# How to make a patch respond to CC 11



## Moustache (Jul 10, 2010)

Hi,

Most of my patches respond to CC 11 as a volume control. But, unfortunately some patches don´t. Is this easy to fix for a guy with limited programming skills?


----------



## EvilDragon (Jul 11, 2010)

Not hard to do.

1. Enter the Edit mode (click on the wrench icon)

2. Locate "Amplifier" section (it it below "Source" and "Group FX".

3. Click on "Edit All Groups" first!

4. Right-click the Volume control, and select External Sources->MIDI CC

5. The "Mod" tab will open, and you will see a strip which says MIDI CC on it.

6. Set the first box to 11, second should remain at 0. The slider should be at maximum.
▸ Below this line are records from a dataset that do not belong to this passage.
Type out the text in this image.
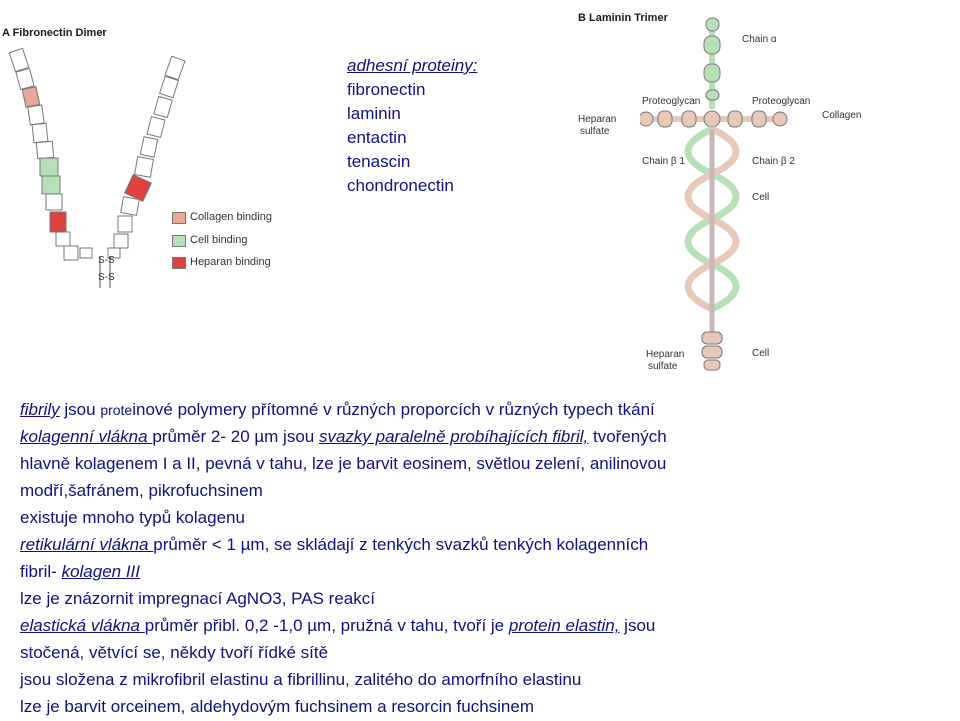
A Fibronectin Dimer
S-S
S-S
Collagen binding
Cell binding
Heparan binding
adhesní proteiny:
fibronectin
laminin
entactin
tenascin
chondronectin
B Laminin Trimer
Chain α
Proteoglycan	Proteoglycan
Heparan
sulfate
Collagen
Chain β 1	Chain β 2
Cell
Heparan
sulfate
Cell

fibrily jsou proteinové polymery přítomné v různých proporcích v různých typech tkání

kolagenní vlákna průměr 2- 20 µm jsou svazky paralelně probíhajících fibril, tvořených

hlavně kolagenem I a II, pevná v tahu, lze je barvit eosinem, světlou zelení, anilinovou

modří,šafránem, pikrofuchsinem

existuje mnoho typů kolagenu

retikulární vlákna průměr < 1 µm, se skládají z tenkých svazků tenkých kolagenních

fibril- kolagen III

lze je znázornit impregnací AgNO3, PAS reakcí

elastická vlákna průměr přibl. 0,2 -1,0 µm, pružná v tahu, tvoří je protein elastin, jsou

stočená, větvící se, někdy tvoří řídké sítě

jsou složena z mikrofibril elastinu a fibrillinu, zalitého do amorfního elastinu

lze je barvit orceinem, aldehydovým fuchsinem a resorcin fuchsinem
Add some small value to LAG to smooth out the controller response. 50 sounds reasonable

7. You can further shape the modulation response by a curve, which you get by pressing the button to the left of "Invert", and clicking on "Active".


----------



## Moustache (Jul 11, 2010)

Oh, it´s that easy...i´m such a noob when it comes to tweaking stuff. Have to learn more about Kontakt!

Thanks, EvilDragon!


----------



## Mr. Anxiety (Jul 22, 2010)

Thanks Blake for helping to clear this up.

2 questions if I may,

If you do add an Amplifier Modulator via EDIT ALL GROUPS, do you still keep the relative balance of groups with different values? Or do you need to add the modulator separately?
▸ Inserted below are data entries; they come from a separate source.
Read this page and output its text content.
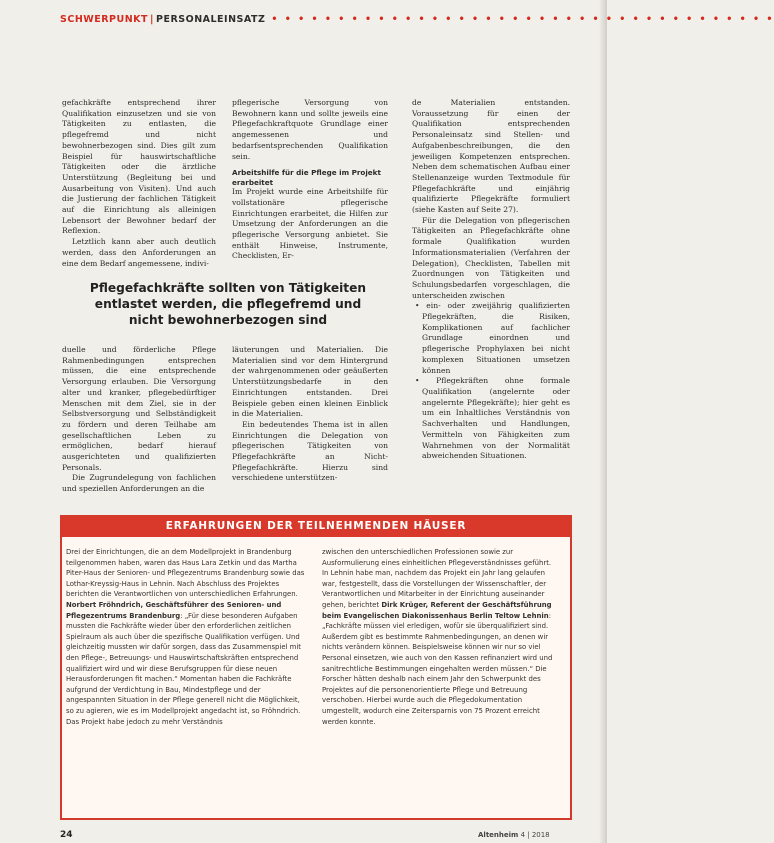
SCHWERPUNKT | PERSONALEINSATZ • • • • • • • • • • • • • • • • • • • • • • • • • • • • • • • • • • • • • •

gefachkräfte entsprechend ihrer Qualifikation einzusetzen und sie von Tätigkeiten zu entlasten, die pflegefremd und nicht bewohnerbezogen sind. Dies gilt zum Beispiel für hauswirtschaftliche Tätigkeiten oder die ärztliche Unterstützung (Begleitung bei und Ausarbeitung von Visiten). Und auch die Justierung der fachlichen Tätigkeit auf die Einrichtung als alleinigen Lebensort der Bewohner bedarf der Reflexion.

Letztlich kann aber auch deutlich werden, dass den Anforderungen an eine dem Bedarf angemessene, indivi-

pflegerische Versorgung von Bewohnern kann und sollte jeweils eine Pflegefachkraftquote Grundlage einer angemessenen und bedarfsentsprechenden Qualifikation sein.

Arbeitshilfe für die Pflege im Projekt erarbeitet

Im Projekt wurde eine Arbeitshilfe für vollstationäre pflegerische Einrichtungen erarbeitet, die Hilfen zur Umsetzung der Anforderungen an die pflegerische Versorgung anbietet. Sie enthält Hinweise, Instrumente, Checklisten, Er-

de Materialien entstanden. Voraussetzung für einen der Qualifikation entsprechenden Personaleinsatz sind Stellen- und Aufgabenbeschreibungen, die den jeweiligen Kompetenzen entsprechen. Neben dem schematischen Aufbau einer Stellenanzeige wurden Textmodule für Pflegefachkräfte und einjährig qualifizierte Pflegekräfte formuliert (siehe Kasten auf Seite 27).

Für die Delegation von pflegerischen Tätigkeiten an Pflegefachkräfte ohne formale Qualifikation wurden Informationsmaterialien (Verfahren der Delegation), Checklisten, Tabellen mit Zuordnungen von Tätigkeiten und Schulungsbedarfen vorgeschlagen, die unterscheiden zwischen

• ein- oder zweijährig qualifizierten Pflegekräften, die Risiken, Komplikationen auf fachlicher Grundlage einordnen und pflegerische Prophylaxen bei nicht komplexen Situationen umsetzen können

• Pflegekräften ohne formale Qualifikation (angelernte oder angelernte Pflegekräfte); hier geht es um ein Inhaltliches Verständnis von Sachverhalten und Handlungen, Vermitteln von Fähigkeiten zum Wahrnehmen von der Normalität abweichenden Situationen.

Pflegefachkräfte sollten von Tätigkeiten entlastet werden, die pflegefremd und nicht bewohnerbezogen sind

duelle und förderliche Pflege Rahmenbedingungen entsprechen müssen, die eine entsprechende Versorgung erlauben. Die Versorgung alter und kranker, pflegebedürftiger Menschen mit dem Ziel, sie in der Selbstversorgung und Selbständigkeit zu fördern und deren Teilhabe am gesellschaftlichen Leben zu ermöglichen, bedarf hierauf ausgerichteten und qualifizierten Personals.

Die Zugrundelegung von fachlichen und speziellen Anforderungen an die

läuterungen und Materialien. Die Materialien sind vor dem Hintergrund der wahrgenommenen oder geäußerten Unterstützungsbedarfe in den Einrichtungen entstanden. Drei Beispiele geben einen kleinen Einblick in die Materialien.

Ein bedeutendes Thema ist in allen Einrichtungen die Delegation von pflegerischen Tätigkeiten von Pflegefachkräfte an Nicht-Pflegefachkräfte. Hierzu sind verschiedene unterstützen-

ERFAHRUNGEN DER TEILNEHMENDEN HÄUSER

Drei der Einrichtungen, die an dem Modellprojekt in Brandenburg teilgenommen haben, waren das Haus Lara Zetkin und das Martha Piter-Haus der Senioren- und Pflegezentrums Brandenburg sowie das Lothar-Kreyssig-Haus in Lehnin. Nach Abschluss des Projektes berichten die Verantwortlichen von unterschiedlichen Erfahrungen. Norbert Fröhndrich, Geschäftsführer des Senioren- und Pflegezentrums Brandenburg: „Für diese besonderen Aufgaben mussten die Fachkräfte wieder über den erforderlichen zeitlichen Spielraum als auch über die spezifische Qualifikation verfügen. Und gleichzeitig mussten wir dafür sorgen, dass das Zusammenspiel mit den Pflege-, Betreuungs- und Hauswirtschaftskräften entsprechend qualifiziert wird und wir diese Berufsgruppen für diese neuen Herausforderungen fit machen.“ Momentan haben die Fachkräfte aufgrund der Verdichtung in Bau, Mindestpflege und der angespannten Situation in der Pflege generell nicht die Möglichkeit, so zu agieren, wie es im Modellprojekt angedacht ist, so Fröhndrich. Das Projekt habe jedoch zu mehr Verständnis

zwischen den unterschiedlichen Professionen sowie zur Ausformulierung eines einheitlichen Pflegeverständnisses geführt.

In Lehnin habe man, nachdem das Projekt ein Jahr lang gelaufen war, festgestellt, dass die Vorstellungen der Wissenschaftler, der Verantwortlichen und Mitarbeiter in der Einrichtung auseinander gehen, berichtet Dirk Krüger, Referent der Geschäftsführung beim Evangelischen Diakonissenhaus Berlin Teltow Lehnin: „Fachkräfte müssen viel erledigen, wofür sie überqualifiziert sind. Außerdem gibt es bestimmte Rahmenbedingungen, an denen wir nichts verändern können. Beispielsweise können wir nur so viel Personal einsetzen, wie auch von den Kassen refinanziert wird und sanitrechtliche Bestimmungen eingehalten werden müssen.“ Die Forscher hätten deshalb nach einem Jahr den Schwerpunkt des Projektes auf die personenorientierte Pflege und Betreuung verschoben. Hierbei wurde auch die Pflegedokumentation umgestellt, wodurch eine Zeitersparnis von 75 Prozent erreicht werden konnte.

24	Altenheim 4 | 2018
If you add the cc11 modulator to the physical knob, do you retain the relative level differences?

Thanks,

Mr. A.


----------



## Tod (Jul 22, 2010)

> If you do add an Amplifier Modulator via EDIT ALL GROUPS, do you still keep the relative balance of groups with different values? Or do you need to add the modulator separately?



Yes, based on my experience with K2, the modulation is totally separate from the main amplifier volume (volume knob). I think you can safely select all groups and add a cc11 (or what ever) modulation without affecting any of the goups main amplifier settings.
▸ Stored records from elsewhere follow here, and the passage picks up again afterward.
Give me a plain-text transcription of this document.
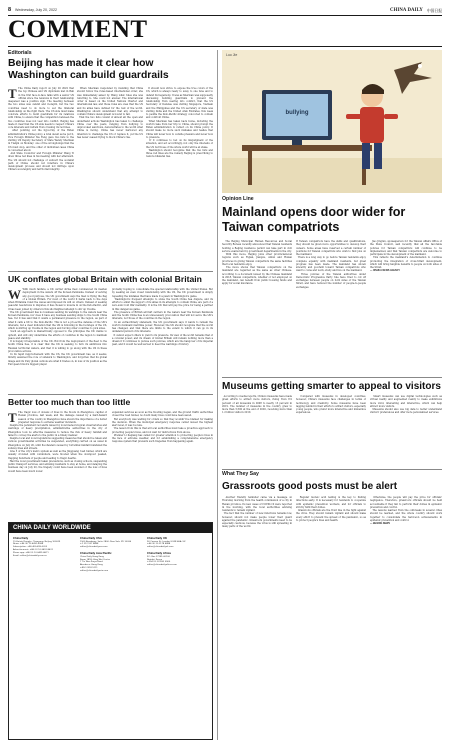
8 Wednesday, July 20, 2022	CHINA DAILY 中国日报
COMMENT
Editorials
Beijing has made it clear how Washington can build guardrails
T The China Daily report on July 20 2022 that the top Chinese and US diplomats met in Bali in the first face-to-face talks with a senior US official since the tensions in their relationship deepened was a positive sign. The meeting between the two sides was candid and in-depth, but the two countries need to do more to set the bilateral relationship on the right track. The US side must make concrete efforts to build guardrails for its relations with China, to ensure that the competition between the two countries does not veer into conflict. Beijing has made it clear that the US side needs to respect China's core interests and refrain from crossing its red lines.
After pointing out the hypocrisy of the Biden administration's China policy, a total deceit as he put it, Vice Foreign Minister Xie Feng gave two lists to the visiting US Deputy Secretary of State Wendy Sherman in Tianjin on Monday: one of the wrongdoings that the US must stop, and the other of individual cases China is concerned about.
And State Councilor and Foreign Minister Wang Yi drew three red lines in his meeting with her afterward. The US should not challenge or subvert the socialist path of China; should not interfere in China's development process; and should not infringe upon China's sovereignty and territorial integrity.
When Sherman responded by insisting that China should follow the rules-based international order, she was immediately asked by Wang what rules she was referring to. She could not answer. The international order is based on the United Nations Charter and international law, and those rules are ones that the US and its allies have defined for the rest of the world. Washington should understand that any attempt to contain China's development is bound to fail.
That the two lists consist of almost all the open and underhand actions Washington has taken to challenge China over the years, ranging from bullying to unprovoked sanctions, demonstrates to the world what China is facing. China has never harbored any intention to challenge the US or replace it, yet the US has never ceased trying to block China's rise.
It should now strive to expose the true colors of the US, which is always ready to sway to one tune and to defend its hegemony. It was as Sherman was supposedly discussing building guardrails to prevent the relationship from veering into conflict, that the US Secretary of Defense was visiting Singapore, Vietnam and the Philippines and the US secretary of state was visiting India and the United Arab Emirates, this week to peddle the Indo-Pacific strategy concocted to contain and confront China.
What Sherman has taken back home, including the world's take from her trip to China, should prompt the Biden administration to reflect on its China policy. It should make no more such mistakes and realize that China will never bow to outside pressure and never bow to pressure.
If it continues to bet on its misjudgment of the situation, and act accordingly, not only the interests of the US but those of the whole world will be at stake.
Washington should recognize that the two lists and three red lines are the remedy Beijing is prescribing to restore bilateral ties.
UK conflates global Britain with colonial Britain
W With much fanfare, a UK carrier strike fleet commenced its maiden deployment in the waters off the Korean Peninsula. Instead of serving any good purpose, the UK government says the fleet is flying the flag of a Global Britain. For most of the world it harks back to the days when Britannia ruled the waves and imposed its will on others. Instead of seeking peaceful resolutions to disputes, it has chosen to muscle in on the Indo-Pacific, and it has been joined by others in this shortsighted attempt to stir up trouble.
The UK government has no business sending its warships to the waters near the Korean Peninsula, nor does it have any business sending ships to the South China Sea. Yet it has said that it wants a permanent presence in the region, as part of what it calls a tilt to the Indo-Pacific. This is not a pro-active defense of the UK's interests, but a clear indication that the UK is following in the footsteps of the US, which is stirring up trouble in the region and forcing other countries to pick sides.
Such an approach is diametrically opposed to the principles the UK claims to uphold, and will only undermine the efforts of countries in the region to maintain peace and stability.
It is hugely irresponsible of the UK. But from the deployment of the fleet to the South China Sea, it is clear that the UK is seeking to turn its ambitions into Russian territorial waters, and that it is willing to go along with the US in these provocative actions.
In its rapid rapprochement with the US, the UK government has, as it seems, blindly assumed the role of sidekick to Washington, and forgotten that its global image and its truly global outlook are what it trades on, in loss of its position as the European Union's biggest player.
probably hoping to consolidate the special relationship with the United States. But by seeking an even closer relationship with the US, the UK government is simply repeating the mistakes that have made it a pawn in Washington's game.
Washington's frequent attempts to stoke the South China Sea dispute, and its efforts to enlist the support of its allies in its attempts to contain China, are part of a zero-sum Cold War mentality. It is the UK that will pay the price for being a partner in this dangerous game.
The presence of British aircraft carriers in the waters near the Korean Peninsula and the South China Sea is an unnecessary provocation that will not serve the UK's interests, nor those of the countries in the region.
In an extraordinary statement, the UK government says it wants to remain the world's dominant maritime power. However, the UK should recognize that the world has changed, and that there are limits to the extent to which it can go in its unilateral pursuit of its interests.
It cannot expect others to yield to its pressure. Its view of the world remains that of a colonial power, and its dream of Global Britain will remain nothing more than a dream if it continues to pursue such policies, which are the hangover of its imperial past, and it would be well served to heed the warnings of history.
Better too much than too little
T The tragic loss of dozens of lives in the floods in Zhengzhou, capital of Henan province, last week, and the damage caused by a hard-hazard season of the county in Zhengzhou have shown the importance of a better prepared response to extreme weather incidents.
Despite the persistent red alerts issued by local meteorological observatories and warnings of heavy precipitation, administrative authorities in the city of Zhengzhou took no effective measures to reduce the risk of heavy rainfall and failed to convey the alerts to the public in a timely manner.
Despite local and local regulations suggesting measures that should be taken and various governmental activities be suspended, everything carried on as usual in Zhengzhou on July 20, until floodwaters caused by torrential rainfall inundated the subway lines and streets.
Line 5 of the city's metro system as well as the Jingguang road tunnel, which are usually crowded with commuters, were flooded when the downpour peaked, trapping hundreds of people and leading to tragic deaths.
Had the local government taken precautions, such as closing schools, suspending public transport services, and advising residents to stay at home, and delaying the business day on July 20, the tragedy could have been avoided or the loss of lives would have been much lower.
expanded services as soon as the flooding began, and the ground traffic authorities closed the road tunnel, no doubt many lives could have been saved.
But everybody was waiting for orders so that they wouldn't be blamed for making the decision. When the municipal emergency response center issued the highest alert level, it was too late.
The lesson from this is that all local authorities must take a proactive approach to protecting people's lives, and not wait for instructions from above.
Premier Li Keqiang has called for greater attention to protecting people's lives in the face of extreme weather, and for establishing a comprehensive emergency response system that prevents such tragedies from happening again.
CHINA DAILY WORLDWIDE
China Daily
15 Huixin Dongjie, Chaoyang, Beijing 100029
News: +86 (0) 10 6491-8366
Subscription: +86 400-699-0203
Advertisement: +86 (0) 10 6491-8631
Phone app: +86 (0) 10 6491-8671
Email: editor@chinadaily.com.cn
China Daily USA
1500 Broadway, Suite 2800, New York, NY 10036
+1 212 537 8888
editor@chinadailyusa.com
China Daily Asia Pacific
China Daily Hong Kong
Room 1818, Hing Wai Centre
7 Tin Wan Praya Road
Aberdeen, Hong Kong
+852 2518 5111
editor@chinadailyasia.com
China Daily UK
90 Cannon St, London EC4N 6HA, UK
+44 (0) 20 3178 6888
editor@chinadailyuk.com
China Daily Africa
P.O. Box 27281-00100
Nairobi, Kenya
+254 (0) 20 692 0900
editor@chinadailyafrica.com
bullying
Luo Jie
Opinion Line
Mainland opens door wider for Taiwan compatriots
The Beijing Municipal Human Resources and Social Security Bureau recently announced that Taiwan residents holding a Beijing residence permit can take part in civil service exams held by government departments in the city.
With this move, Beijing joins other provincial-level regions such as Fujian, Jiangsu, Anhui and Hunan provinces in giving Taiwan compatriots the same facilities that local residents enjoy.
The move shows that Taiwan compatriots on the mainland are regarded as the same as other Chinese. According to a document issued by the Chinese mainland in 2018, Taiwan compatriots, whether or not employed on the mainland, can benefit from public housing funds and apply for social insurance.
If Taiwan compatriots have the skills and qualifications, they should be given more opportunities to develop their careers. Some areas have reserved a certain number of positions for Taiwan compatriots who wish to find jobs on the mainland.
There is a long way to go before Taiwan residents enjoy complete equality with mainland residents, but great progress has been made. The mainland has shown sincerity and goodwill toward Taiwan compatriots who want to come and work, study and live on the mainland.
Three policies of the Taiwan authorities under Democratic Progressive Party rule have tried to cut off exchanges between people on both sides of the Taiwan Strait, and have reduced the number of people-to-people exchanges.
Jiao Jinglun, spokesperson for the Taiwan Affairs Office of the State Council, said recently that all the favorable policies for Taiwan compatriots will continue to be implemented, and that Taiwan compatriots are welcome to participate in the development of the mainland.
This reflects the mainland's determination to continue promoting the integration of cross-Strait development, which will bring tangible benefits to people on both sides of the Strait.
— XINHUA NEWS AGENCY
Museums getting smarter to appeal to visitors
According to media reports, China's museums have made great efforts to attract more visitors, rising from 8.9 percent of all museums in 2008 to nearly 13 percent in 2019. The number of museums in the country grew to more than 5,500 at the end of 2020, receiving more than 1.2 billion visits in 2019.
Compared with museums in developed countries, however, China's museums face challenges in terms of technology and creativity. Some museums have been lagging behind in their efforts to attract visitors, especially young people, who prefer more interactive and immersive experiences.
Smart museums can use digital technologies such as virtual reality and augmented reality to make exhibitions more vivid, interesting and interactive, which can help attract more visitors.
Museums should also use big data to better understand visitors' preferences and offer more personalized services.
What They Say
Grassroots good posts must be alert
Another friendly reminder came via a message on Thursday morning from the health commission of a city in Henan province. Its new cases of COVID-19 were reported in the morning, with the local authorities advising residents to remain vigilant.
The fact that the number of new infections remains low, however, should not make people lower their guard against the pandemic. Grassroots governments need to be especially cautious, because the virus is still spreading in many parts of the world.
Regular nucleic acid testing is the key to finding infections early. It is necessary for residents to cooperate with epidemic prevention workers, and for officials to strictly fulfil their duties.
Grassroots officials are the front line in the fight against the virus. They should remain vigilant and should make every effort to prevent the spread of the pandemic, so as to protect people's lives and health.
Otherwise, the people will pay the price for officials' negligence. Therefore, grassroots officials should be held accountable if they fail to perform their duties in epidemic prevention and control.
The lessons learned from the outbreaks in several cities should be learned, and the whole country should work together to consolidate the hard-won achievements in epidemic prevention and control.
— BEIJING NEWS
> If you add the cc11 modulator to the physical knob, do you retain the relative level differences?



No, not if you have "All Groups" selected. Also selecting just one or a few of the groups, the relationship with the other groups will change. This can be especially important if you have release tails that are set at different levels. Of course if all the groups Mian Volumes are all set the same then it probably won't matter. Personally I see no need to put a controller on the Amplifier knob except under certian conditions.


----------



## EvilDragon (Jul 23, 2010)

CC11 (Expression) acts like a relative adjustment to CC7 (Volume).

So, if your CC7 is set to 96, CC11 will taper from 0 to 96 in 128 steps it has. If your CC7 is 48, CC11 will taper from 0 to 48 in 128 steps, etc.


Also, if you have your Volume knob (in the Amplifier section) already modulated by velocity and/or amplifier envelope, the relative levels between those groups will be retained.


----------